Islam melarang keras tindakan merusak
setelah adanya perbaikan atau keteraturan dalam suatu sistem alam. Hal ini
sebagaimana firman Allah : “Dan janganlah kamu membuat kerusakan di muka bumi
setelah Allah memperbaikinya...” (QS. Al-A'raf: 56).
Dalam banyak hadis, Rasulullah SAW
mencontohkan cara menjaga sumber daya alam, misalnya larangan mencemari air
dengan sabdanya : “Janganlah salah
seorang dari kalian kencing di air yang tenang dan tidak mengalir, kemudian
mandi di dalamnya. (HR. Bukhari dan Muslim).
Selain masalah penjagaan air, Islam sangat
menganjurkan penghijauan dan menjaga kelestarian tanaman. Hal ini sebagaimana
disabdakan oleh Rasulullah : “Tidaklah
seorang Muslim menanam suatu tanaman atau pohon, lalu dimakan oleh burung,
manusia, atau hewan, kecuali itu menjadi sedekah baginya. (HR. Bukhari dan
Muslim)
Penggunaan sumber daya yang berlebihan
tanpa keperluan adalah perbuatan yang tercela dalam ajaran Islam. hal ini
ditegaskan oleh Allah dalam firmanNya : “Sesungguhnya orang-orang yang boros
itu adalah saudara-saudara setan...” (QS. Al-Isra: 27)
Rasulullah melarang perbuatan yang mengakibatkan
rusaknya tanah atau mengganggu habitat makhluk lain. Dalam sebuah hadis: “Barang
siapa membunuh burung atau makhluk hidup lain tanpa alasan yang dibenarkan,
maka Allah akan meminta pertanggungjawabannya pada hari kiamat.” (HR.
An-Nasa’i)
Islam sangat menekankan pentingnya menjaga
lingkungan sebagai bentuk pengabdian kepada Allah dan tanggung jawab sebagai
khalifah di bumi. Setiap bentuk perusakan — baik terhadap air, tanah, udara,
maupun makhluk hidup — merupakan pelanggaran syariat. Menjaga lingkungan bukan
hanya tindakan sosial, tapi juga amal ibadah yang berpahala besar.

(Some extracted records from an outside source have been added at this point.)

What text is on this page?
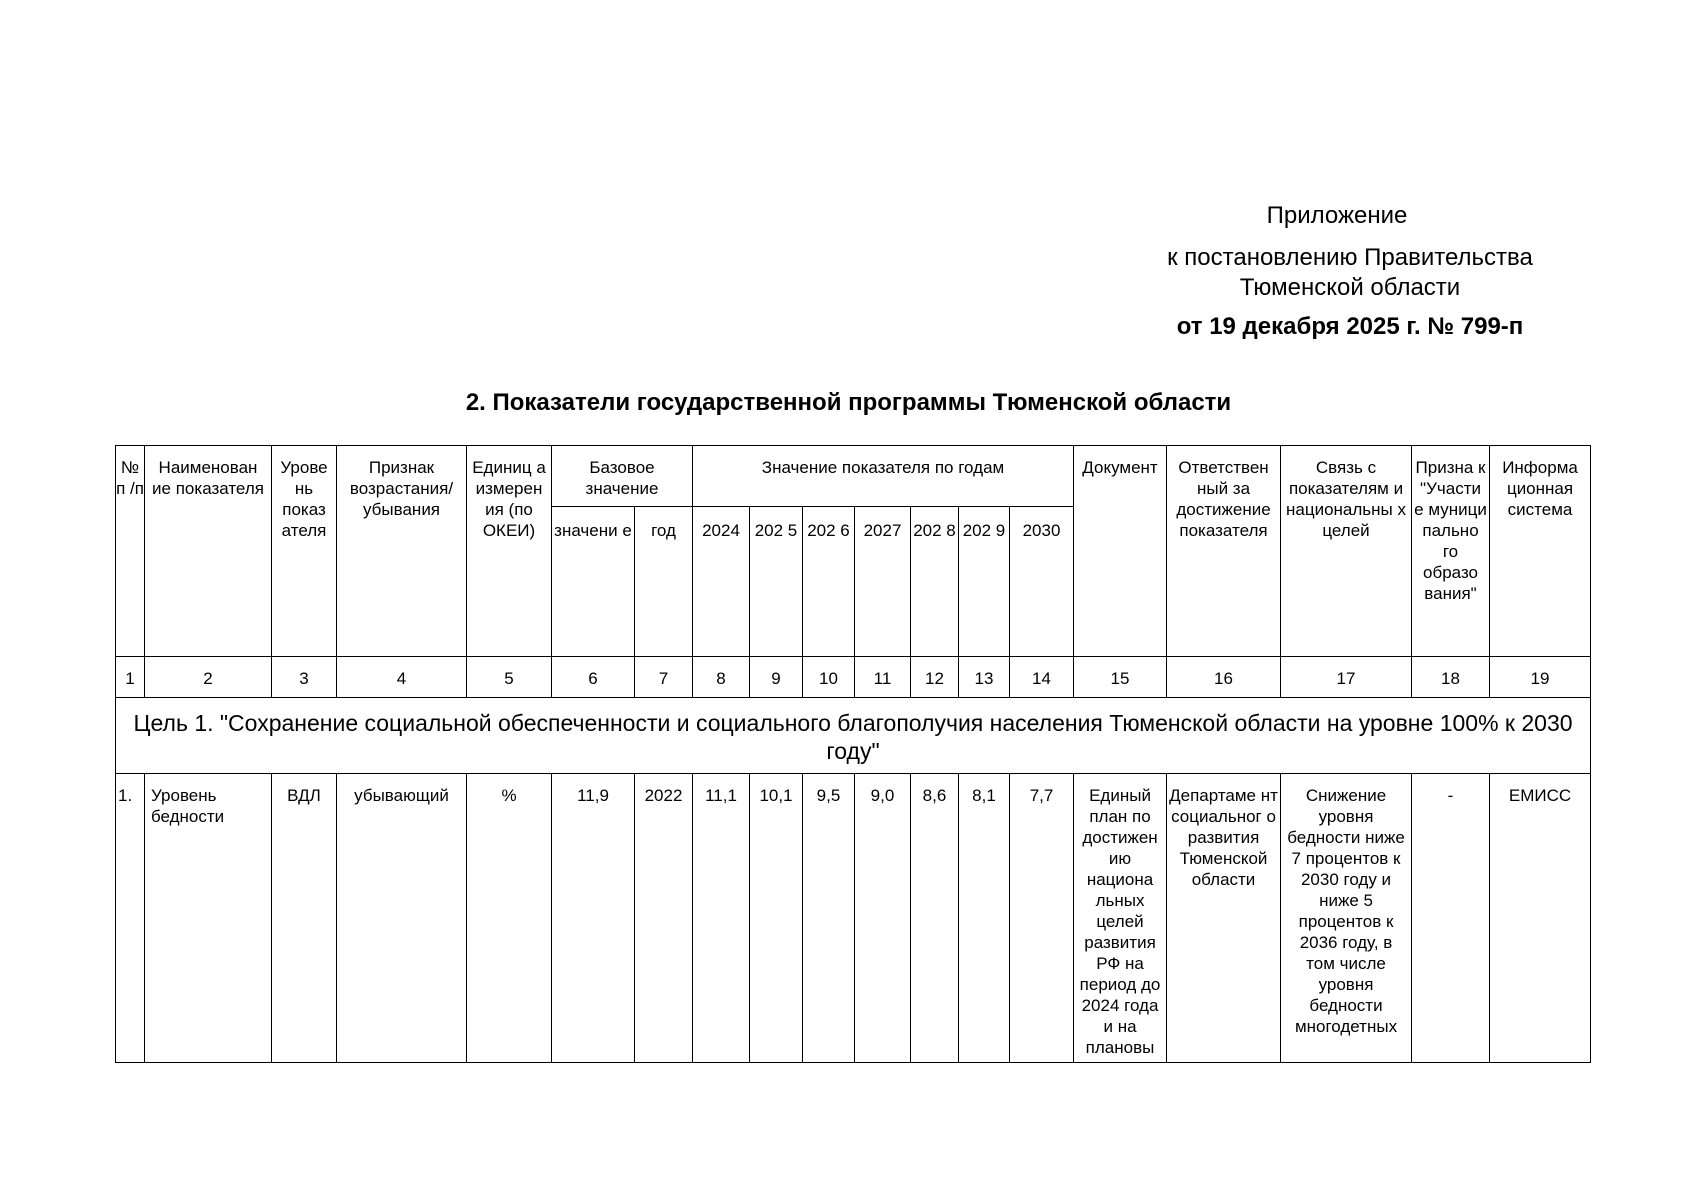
Приложение
к постановлению Правительства
Тюменской области
от 19 декабря 2025 г. № 799-п
2. Показатели государственной программы Тюменской области
№ п /п	Наименован ие показателя	Урове нь показ ателя	Признак возрастания/ убывания	Единиц а измерен ия (по ОКЕИ)	Базовое значение		Значение показателя по годам							Документ	Ответствен ный за достижение показателя	Связь с показателям и национальны х целей	Призна к "Участи е муници пально го образо вания"	Информа ционная система
					значени е	год	2024	202 5	202 6	2027	202 8	202 9	2030					
1	2	3	4	5	6	7	8	9	10	11	12	13	14	15	16	17	18	19
Цель 1. "Сохранение социальной обеспеченности и социального благополучия населения Тюменской области на уровне 100% к 2030 году"																		
1.	Уровень бедности	ВДЛ	убывающий	%	11,9	2022	11,1	10,1	9,5	9,0	8,6	8,1	7,7	Единый план по достижен ию национа льных целей развития РФ на период до 2024 года и на плановы	Департаме нт социальног о развития Тюменской области	Снижение уровня бедности ниже 7 процентов к 2030 году и ниже 5 процентов к 2036 году, в том числе уровня бедности многодетных	-	ЕМИСС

Prinsip tauhid (keimanan kepada Allah)
menjadi landasan paling fundamental dalam Islam dalam memandang dan menyikapi
segala sesuatu, termasuk dalam hal ini adalah masalah ekologi. Tauhid menegaskan bahwa segala sesuatu di alam
semesta adalah ciptaan Allah. Oleh karena itu, merusak alam sama saja dengan
tidak menghormati ciptaan-Nya.
Hal ini sebagaimana Allah firmankan : “Langit
dan bumi dan apa yang ada di antara keduanya adalah kepunyaan-Nya” (QS. Maryam:
65). Implikasi ayat ini adalah bahwa mengelola alam harus dilandasi kesadaran
bahwa manusia bukan pemilik, tetapi hanya khalifah (wakil) yang diberi amanah
oleh Allah.
Islam menegaskan bahwa manusia diberi
mandat sebagai khalifah fil ardh (pemelihara bumi), bukan penguasa yang
semena-mena. Allah menegaskan dalam Al Qur’an : "Dan (ingatlah) ketika
Tuhanmu berfirman kepada para malaikat: ‘Sesungguhnya Aku hendak menjadikan
seorang khalifah di muka bumi.’" (QS. Al-Baqarah: 30). Implikasi ayat ini
adalah bahwa manusia harus mengelola sumber daya alam secara adil,
berkelanjutan, dan bertanggung jawab.
Alam diciptakan oleh Allah dalam
keseimbangan (mizan), dan karena itu Allah melarang manusia merusak keseimbangan yang telah Allah
ciptakan. Demikian sebagaimana firmanNya
: “Dan Allah telah meninggikan langit dan Dia meletakkan neraca (keseimbangan),
supaya kamu jangan merusak keseimbangan itu” (QS. Ar-Rahman: 7–9). Implikasi
ayat ini adalah bahwa ekosistem yang stabil mencerminkan keberkahan. Ketika
manusia merusak mizan (misal: deforestasi, polusi), maka keberkahan akan
hilang.
Islam juga melarang tindakan israf dan
tabzir (pemborosan dan berlebihan). Islam sangat menekankan prinsip efisiensi
dan kesederhanaan dalam penggunaan sumber daya. Allah menekankan dalam firmanNya
: “Sesungguhnya pemboros-pemboros itu adalah saudara-saudara setan.” (QS.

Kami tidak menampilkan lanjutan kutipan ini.